Contract your abs as you lower the bar down with control so it lightly touches your chest. Once the barbell touches your chest, push the bar up and away from your body until your elbows lock out as you breathe out.
Read more: Alternative Exercises for Bench Pressing
Additional Chest-Strengthening Exercises
While it is important to train the bench press to increase your one-rep max bench press, there are also additional exercises that can help increase your bench press.

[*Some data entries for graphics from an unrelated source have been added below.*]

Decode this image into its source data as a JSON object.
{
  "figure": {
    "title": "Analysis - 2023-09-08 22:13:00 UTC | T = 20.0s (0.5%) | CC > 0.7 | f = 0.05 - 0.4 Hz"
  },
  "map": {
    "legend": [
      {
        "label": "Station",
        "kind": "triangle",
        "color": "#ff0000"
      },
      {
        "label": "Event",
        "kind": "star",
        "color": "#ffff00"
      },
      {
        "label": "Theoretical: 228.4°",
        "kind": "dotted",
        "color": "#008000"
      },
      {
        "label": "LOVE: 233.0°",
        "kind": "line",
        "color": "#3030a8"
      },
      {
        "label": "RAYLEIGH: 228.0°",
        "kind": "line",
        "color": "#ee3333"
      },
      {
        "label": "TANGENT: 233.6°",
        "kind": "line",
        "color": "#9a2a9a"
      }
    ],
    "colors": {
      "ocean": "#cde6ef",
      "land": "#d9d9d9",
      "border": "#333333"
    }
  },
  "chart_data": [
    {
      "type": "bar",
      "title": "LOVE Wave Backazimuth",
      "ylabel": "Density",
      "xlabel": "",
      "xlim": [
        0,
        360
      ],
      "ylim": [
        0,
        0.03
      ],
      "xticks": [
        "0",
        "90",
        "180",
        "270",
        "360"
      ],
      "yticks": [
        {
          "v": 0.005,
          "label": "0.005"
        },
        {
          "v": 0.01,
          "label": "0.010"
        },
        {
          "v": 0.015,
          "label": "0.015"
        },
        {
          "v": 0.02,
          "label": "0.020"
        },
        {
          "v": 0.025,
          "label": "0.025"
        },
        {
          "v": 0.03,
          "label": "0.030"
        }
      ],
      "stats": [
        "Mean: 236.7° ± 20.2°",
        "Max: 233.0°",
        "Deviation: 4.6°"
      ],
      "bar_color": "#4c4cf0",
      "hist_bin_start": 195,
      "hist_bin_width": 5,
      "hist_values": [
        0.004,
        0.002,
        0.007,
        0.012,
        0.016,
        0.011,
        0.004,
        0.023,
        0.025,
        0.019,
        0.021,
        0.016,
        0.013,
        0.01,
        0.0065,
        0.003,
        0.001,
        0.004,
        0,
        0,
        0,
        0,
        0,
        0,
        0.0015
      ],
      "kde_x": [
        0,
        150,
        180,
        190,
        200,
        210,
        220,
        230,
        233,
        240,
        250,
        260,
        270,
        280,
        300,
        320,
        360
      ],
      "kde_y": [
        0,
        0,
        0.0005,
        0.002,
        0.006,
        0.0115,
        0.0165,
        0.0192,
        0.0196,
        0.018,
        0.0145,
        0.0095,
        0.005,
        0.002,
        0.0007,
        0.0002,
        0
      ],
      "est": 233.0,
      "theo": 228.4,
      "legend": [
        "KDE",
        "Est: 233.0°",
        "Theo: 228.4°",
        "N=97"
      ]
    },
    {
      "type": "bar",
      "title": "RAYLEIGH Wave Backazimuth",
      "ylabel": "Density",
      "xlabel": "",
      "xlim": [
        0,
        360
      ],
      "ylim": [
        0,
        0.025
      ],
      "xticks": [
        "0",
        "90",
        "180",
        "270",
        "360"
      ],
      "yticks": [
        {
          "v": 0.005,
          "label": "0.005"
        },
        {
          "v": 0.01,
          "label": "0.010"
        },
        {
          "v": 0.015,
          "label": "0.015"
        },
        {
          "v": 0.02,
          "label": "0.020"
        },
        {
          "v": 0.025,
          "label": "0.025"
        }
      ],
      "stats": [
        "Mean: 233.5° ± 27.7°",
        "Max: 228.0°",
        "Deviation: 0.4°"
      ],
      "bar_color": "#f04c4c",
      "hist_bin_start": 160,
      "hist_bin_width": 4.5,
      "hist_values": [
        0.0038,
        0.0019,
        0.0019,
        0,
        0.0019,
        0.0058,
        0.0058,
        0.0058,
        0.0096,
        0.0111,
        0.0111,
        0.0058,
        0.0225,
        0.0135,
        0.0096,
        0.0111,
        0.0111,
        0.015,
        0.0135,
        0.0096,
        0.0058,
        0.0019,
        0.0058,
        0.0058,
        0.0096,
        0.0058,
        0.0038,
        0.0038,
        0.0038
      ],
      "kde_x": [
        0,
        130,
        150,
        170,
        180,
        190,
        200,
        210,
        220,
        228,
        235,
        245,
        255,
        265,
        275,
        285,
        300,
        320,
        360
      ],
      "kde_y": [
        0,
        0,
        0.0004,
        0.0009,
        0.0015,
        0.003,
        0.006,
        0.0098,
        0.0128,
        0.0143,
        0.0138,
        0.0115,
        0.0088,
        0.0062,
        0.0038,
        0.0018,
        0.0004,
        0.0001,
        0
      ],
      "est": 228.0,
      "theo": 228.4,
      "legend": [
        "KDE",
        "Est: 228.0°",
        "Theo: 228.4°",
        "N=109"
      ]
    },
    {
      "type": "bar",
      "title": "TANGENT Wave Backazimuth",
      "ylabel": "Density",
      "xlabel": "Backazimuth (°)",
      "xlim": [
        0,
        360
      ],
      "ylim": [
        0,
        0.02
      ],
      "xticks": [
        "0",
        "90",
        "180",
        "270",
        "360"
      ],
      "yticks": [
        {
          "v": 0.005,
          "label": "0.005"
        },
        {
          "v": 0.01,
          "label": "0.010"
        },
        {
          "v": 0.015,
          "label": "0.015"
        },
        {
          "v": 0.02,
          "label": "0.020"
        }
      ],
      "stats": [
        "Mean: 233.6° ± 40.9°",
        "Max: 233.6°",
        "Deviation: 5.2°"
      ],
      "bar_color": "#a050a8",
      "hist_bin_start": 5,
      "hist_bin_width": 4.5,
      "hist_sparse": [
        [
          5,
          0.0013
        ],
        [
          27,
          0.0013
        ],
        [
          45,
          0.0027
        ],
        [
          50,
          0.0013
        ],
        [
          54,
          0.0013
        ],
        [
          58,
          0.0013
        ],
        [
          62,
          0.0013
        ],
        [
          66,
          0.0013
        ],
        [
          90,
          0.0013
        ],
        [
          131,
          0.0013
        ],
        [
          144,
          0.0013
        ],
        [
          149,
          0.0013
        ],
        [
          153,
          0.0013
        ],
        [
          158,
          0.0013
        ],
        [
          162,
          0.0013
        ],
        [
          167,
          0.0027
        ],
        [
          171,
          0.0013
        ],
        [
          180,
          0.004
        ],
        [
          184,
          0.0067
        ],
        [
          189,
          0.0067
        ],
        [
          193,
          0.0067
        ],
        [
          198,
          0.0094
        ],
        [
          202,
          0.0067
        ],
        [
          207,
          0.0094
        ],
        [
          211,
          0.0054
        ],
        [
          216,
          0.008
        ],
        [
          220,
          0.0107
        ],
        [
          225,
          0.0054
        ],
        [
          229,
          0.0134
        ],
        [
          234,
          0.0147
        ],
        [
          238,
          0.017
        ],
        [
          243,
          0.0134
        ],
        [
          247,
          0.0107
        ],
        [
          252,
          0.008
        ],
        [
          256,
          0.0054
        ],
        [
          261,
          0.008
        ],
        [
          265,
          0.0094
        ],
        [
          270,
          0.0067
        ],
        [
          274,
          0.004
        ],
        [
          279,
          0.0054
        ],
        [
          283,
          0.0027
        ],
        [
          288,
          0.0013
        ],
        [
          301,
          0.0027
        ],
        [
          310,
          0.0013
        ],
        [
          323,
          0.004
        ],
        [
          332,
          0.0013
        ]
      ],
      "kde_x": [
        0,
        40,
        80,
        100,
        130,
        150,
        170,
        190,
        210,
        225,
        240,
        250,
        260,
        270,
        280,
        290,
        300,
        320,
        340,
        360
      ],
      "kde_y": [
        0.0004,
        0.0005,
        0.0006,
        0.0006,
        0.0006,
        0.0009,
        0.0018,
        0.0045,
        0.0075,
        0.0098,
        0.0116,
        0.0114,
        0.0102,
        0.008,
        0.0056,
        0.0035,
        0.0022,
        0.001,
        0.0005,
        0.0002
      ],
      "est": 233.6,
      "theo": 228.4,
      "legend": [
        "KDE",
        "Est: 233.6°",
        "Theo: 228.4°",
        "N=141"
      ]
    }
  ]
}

The standing cable press, where you stand up and use a cable to press outward similar to a bench press, is an effective way to improve your one-rep max bench press. The internal obliques and latissimus dorsi are improved by training the single-arm standing cable press. In addition, the standing band press activates ancillary muscles that will help with support.
A supplementary exercise that is beneficial to the bench press is the push-up. As the push-up activates the same pectoral pushing muscles while also activating your core, mimicking the same movement as the bench press. For added resistance, place a weight on your back while performing the push-up. Complementary exercises also include cable crossovers or a pec deck.